Is this number in $O(\log(n))$?

Question

Is this number $\big[\log(n) + \sum_{j=1}^{n-1} (\log(j) - (j+1)(\log(j+1)) + j \log(j) +1)\big] \in O(\log(n))$?

I simplified it to $\big[\log(n) + \sum_{j=1}^n (-\log(n+1) - j(\log(n)) + 1)\big]$.

Answer 1

\begin{align*}\sum_{j=1}^{n-1} (\log(j) - (j+1)(\log(j+1)) + j \log(j) +1) &= \\ \sum_{j=1}^{n-1} ( - (j+1)(\log(j+1)) + (j+1) \log(j) +1) &= \\ \sum_{j=1}^{n-1} ( (j+1)(\log(j)-\log(j+1)) +1) \end{align*}

So I don't think your simplification is correct.

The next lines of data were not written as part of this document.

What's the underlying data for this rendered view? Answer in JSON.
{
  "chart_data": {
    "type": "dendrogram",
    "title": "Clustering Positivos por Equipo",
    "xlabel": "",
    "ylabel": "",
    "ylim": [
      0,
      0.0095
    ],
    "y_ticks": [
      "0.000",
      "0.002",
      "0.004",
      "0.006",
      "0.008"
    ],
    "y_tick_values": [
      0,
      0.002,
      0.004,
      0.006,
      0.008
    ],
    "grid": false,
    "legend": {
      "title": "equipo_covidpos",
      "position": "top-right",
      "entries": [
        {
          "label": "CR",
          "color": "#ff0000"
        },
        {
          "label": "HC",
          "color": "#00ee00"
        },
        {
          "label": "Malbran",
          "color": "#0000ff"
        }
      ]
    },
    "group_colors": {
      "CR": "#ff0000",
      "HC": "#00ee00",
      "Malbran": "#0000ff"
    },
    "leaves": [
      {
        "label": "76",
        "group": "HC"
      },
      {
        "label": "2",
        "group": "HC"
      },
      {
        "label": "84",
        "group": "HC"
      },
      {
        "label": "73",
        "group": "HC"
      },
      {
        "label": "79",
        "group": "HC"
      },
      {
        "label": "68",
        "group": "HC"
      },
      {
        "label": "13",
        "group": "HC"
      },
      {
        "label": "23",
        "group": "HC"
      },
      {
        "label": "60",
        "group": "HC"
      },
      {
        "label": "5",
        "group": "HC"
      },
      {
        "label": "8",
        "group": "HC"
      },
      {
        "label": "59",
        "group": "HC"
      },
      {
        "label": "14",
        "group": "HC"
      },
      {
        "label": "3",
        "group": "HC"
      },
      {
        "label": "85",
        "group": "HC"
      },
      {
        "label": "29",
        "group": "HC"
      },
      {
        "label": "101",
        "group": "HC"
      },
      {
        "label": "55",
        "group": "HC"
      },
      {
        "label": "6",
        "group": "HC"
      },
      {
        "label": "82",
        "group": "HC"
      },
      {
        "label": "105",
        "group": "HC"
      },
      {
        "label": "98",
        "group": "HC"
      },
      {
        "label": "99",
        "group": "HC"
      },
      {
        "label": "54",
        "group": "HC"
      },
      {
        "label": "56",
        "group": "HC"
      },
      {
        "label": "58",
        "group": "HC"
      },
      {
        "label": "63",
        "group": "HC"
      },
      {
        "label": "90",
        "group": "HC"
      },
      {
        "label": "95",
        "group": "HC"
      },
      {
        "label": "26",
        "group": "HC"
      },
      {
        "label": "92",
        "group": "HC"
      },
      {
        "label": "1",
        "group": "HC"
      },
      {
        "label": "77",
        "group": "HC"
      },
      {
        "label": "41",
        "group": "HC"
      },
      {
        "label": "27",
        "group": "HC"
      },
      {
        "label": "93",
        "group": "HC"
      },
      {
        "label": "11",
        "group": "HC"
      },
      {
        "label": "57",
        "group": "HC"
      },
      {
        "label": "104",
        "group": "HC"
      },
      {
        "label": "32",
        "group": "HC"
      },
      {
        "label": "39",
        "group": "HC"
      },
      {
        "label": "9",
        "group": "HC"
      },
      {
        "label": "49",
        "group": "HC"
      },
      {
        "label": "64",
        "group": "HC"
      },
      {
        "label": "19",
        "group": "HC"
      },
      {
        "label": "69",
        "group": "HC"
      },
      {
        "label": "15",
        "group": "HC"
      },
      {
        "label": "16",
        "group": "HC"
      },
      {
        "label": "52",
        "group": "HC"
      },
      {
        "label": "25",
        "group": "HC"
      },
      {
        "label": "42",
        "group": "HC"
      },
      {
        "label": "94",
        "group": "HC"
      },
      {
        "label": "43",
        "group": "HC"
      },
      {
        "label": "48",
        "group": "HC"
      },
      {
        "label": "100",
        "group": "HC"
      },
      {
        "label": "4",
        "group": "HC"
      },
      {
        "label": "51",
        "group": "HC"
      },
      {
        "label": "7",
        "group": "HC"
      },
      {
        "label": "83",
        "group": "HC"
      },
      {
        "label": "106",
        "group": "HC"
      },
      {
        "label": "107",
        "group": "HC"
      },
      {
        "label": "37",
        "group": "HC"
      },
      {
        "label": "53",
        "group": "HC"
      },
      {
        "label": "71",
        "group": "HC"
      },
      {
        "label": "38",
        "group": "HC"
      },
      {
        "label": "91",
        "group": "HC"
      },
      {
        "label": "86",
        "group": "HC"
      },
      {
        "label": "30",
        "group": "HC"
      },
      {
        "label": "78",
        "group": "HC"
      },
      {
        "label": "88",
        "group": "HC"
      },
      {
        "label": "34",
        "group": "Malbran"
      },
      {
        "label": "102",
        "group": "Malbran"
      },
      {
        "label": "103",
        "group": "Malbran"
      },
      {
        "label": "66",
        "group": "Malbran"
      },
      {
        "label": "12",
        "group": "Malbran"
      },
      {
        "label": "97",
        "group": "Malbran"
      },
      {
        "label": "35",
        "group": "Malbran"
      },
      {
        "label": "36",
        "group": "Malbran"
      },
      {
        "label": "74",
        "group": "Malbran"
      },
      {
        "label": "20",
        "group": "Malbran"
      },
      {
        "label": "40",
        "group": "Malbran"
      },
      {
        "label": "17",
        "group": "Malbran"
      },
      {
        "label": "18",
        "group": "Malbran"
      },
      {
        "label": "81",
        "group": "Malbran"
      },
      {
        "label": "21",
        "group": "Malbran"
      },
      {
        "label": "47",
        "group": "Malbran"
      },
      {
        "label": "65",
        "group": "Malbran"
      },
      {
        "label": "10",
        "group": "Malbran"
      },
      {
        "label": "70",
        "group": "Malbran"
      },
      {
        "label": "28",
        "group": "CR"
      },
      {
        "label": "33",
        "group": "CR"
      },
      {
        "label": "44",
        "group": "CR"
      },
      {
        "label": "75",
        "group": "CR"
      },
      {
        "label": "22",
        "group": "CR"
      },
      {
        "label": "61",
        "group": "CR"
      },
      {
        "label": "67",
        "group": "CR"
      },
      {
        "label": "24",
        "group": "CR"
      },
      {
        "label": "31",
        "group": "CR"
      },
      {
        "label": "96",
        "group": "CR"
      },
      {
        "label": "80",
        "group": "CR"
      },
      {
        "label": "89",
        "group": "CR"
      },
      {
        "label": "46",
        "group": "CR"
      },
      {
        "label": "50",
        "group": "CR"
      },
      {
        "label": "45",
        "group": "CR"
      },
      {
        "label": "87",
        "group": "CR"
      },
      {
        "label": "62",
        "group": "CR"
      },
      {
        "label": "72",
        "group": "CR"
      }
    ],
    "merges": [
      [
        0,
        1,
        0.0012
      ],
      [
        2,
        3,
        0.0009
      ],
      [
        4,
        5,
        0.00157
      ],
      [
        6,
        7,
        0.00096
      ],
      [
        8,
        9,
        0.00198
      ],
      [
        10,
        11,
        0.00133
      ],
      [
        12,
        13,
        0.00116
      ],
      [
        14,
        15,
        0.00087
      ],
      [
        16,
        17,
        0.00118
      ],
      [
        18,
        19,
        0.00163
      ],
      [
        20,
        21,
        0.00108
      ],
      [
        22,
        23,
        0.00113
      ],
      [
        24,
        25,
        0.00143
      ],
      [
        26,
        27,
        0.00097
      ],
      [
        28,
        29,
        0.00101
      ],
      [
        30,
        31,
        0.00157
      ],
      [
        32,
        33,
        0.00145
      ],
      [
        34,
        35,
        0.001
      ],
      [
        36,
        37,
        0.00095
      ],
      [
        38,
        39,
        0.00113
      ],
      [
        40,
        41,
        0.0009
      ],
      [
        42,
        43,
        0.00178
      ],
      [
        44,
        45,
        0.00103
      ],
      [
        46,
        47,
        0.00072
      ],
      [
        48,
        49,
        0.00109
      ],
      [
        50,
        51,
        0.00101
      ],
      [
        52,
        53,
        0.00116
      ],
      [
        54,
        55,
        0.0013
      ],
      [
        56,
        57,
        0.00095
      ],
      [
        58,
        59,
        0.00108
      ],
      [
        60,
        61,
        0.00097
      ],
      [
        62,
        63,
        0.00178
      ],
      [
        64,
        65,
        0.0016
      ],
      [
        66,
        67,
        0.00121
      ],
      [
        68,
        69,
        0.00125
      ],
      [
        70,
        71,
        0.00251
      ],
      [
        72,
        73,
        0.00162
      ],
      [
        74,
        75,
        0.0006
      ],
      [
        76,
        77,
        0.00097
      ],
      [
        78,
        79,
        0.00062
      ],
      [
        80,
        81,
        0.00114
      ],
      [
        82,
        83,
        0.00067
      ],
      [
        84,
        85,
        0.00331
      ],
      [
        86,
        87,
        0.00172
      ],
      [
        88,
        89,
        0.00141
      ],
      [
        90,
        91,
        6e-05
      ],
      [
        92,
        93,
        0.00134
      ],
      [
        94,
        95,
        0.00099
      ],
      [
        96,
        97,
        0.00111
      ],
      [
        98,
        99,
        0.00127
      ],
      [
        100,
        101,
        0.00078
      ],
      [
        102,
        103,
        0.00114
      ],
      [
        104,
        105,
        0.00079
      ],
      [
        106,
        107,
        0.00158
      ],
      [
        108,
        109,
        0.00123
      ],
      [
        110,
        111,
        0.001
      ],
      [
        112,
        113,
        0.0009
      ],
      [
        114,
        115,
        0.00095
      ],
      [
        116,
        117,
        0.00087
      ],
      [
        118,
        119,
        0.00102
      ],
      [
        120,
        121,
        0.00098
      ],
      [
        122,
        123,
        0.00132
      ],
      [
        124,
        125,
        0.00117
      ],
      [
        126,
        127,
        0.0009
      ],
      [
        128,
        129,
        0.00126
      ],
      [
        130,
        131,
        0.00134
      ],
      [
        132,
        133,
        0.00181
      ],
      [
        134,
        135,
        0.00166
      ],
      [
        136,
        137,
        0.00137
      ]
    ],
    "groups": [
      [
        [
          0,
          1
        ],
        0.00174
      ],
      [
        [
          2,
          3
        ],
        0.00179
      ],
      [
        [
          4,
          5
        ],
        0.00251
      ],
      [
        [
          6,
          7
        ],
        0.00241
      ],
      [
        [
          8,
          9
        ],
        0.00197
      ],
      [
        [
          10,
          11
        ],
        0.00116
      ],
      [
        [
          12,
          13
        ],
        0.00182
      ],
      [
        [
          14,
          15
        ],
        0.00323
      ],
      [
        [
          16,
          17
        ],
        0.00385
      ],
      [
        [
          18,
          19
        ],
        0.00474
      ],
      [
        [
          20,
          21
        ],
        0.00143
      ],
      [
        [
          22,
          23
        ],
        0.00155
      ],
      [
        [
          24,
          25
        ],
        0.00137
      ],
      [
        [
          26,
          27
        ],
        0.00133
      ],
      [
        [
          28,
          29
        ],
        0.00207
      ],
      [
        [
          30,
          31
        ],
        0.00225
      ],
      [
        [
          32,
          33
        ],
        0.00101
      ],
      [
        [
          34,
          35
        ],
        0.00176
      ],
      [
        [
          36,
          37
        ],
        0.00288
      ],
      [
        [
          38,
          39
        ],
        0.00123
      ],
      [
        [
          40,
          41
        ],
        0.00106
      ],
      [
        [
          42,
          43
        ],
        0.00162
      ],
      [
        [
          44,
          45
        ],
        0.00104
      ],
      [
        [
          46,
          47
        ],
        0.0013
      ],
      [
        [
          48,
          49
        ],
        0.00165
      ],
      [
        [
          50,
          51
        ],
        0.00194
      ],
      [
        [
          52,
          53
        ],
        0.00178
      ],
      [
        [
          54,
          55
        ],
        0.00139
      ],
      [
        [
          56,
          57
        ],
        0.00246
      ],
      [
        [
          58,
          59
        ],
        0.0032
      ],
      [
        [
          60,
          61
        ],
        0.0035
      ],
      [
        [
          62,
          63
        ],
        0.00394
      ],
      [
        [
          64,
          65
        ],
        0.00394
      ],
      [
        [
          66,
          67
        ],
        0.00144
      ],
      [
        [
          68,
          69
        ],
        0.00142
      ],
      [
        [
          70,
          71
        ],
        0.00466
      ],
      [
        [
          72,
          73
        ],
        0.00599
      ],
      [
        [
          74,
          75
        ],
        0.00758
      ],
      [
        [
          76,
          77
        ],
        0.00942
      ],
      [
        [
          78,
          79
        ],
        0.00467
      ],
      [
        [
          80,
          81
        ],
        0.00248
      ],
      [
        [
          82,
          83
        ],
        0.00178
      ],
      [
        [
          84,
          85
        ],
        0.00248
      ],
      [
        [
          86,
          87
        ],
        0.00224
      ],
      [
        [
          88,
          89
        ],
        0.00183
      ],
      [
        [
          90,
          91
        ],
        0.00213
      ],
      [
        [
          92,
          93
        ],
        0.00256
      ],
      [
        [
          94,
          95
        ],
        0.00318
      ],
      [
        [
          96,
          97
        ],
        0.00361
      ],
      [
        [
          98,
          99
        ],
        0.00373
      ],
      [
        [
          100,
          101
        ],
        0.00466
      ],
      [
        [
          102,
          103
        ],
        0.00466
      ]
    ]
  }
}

Now use $\ln(n) = H_n + \gamma + \frac1{2n}+O\left(\frac1{n^2}\right)$. This gives $$\ln(n)-\ln(n+1) = H_n - H_{n+1} - \frac1{2n+2} -\frac1{2n}+O\left(\frac1{n^2}\right) = \frac{-1}{n+1}+O\left(\frac1{n^2}\right)$$

Thus $$(n+1)(\ln(n)-\ln(n+1)) = -1 +O\left(\frac1n\right)$$

$$(n+1)(\ln(n)-\ln(n+1))+1 = O\left(\frac1n\right)$$

$$\sum_{j=1}^{n-1} ( (j+1)(\log(j)-\log(j+1)) +1) = O\left(\ln(n)\right)$$

$$\sum_{j=1}^{n-1} ( (j+1)(\log(j)-\log(j+1)) +1) = O\left(\log(n)\right)$$

$$\log(n) + \sum_{j=1}^{n-1} ( (j+1)(\log(j)-\log(j+1)) +1) = O\left(\log(n)\right)$$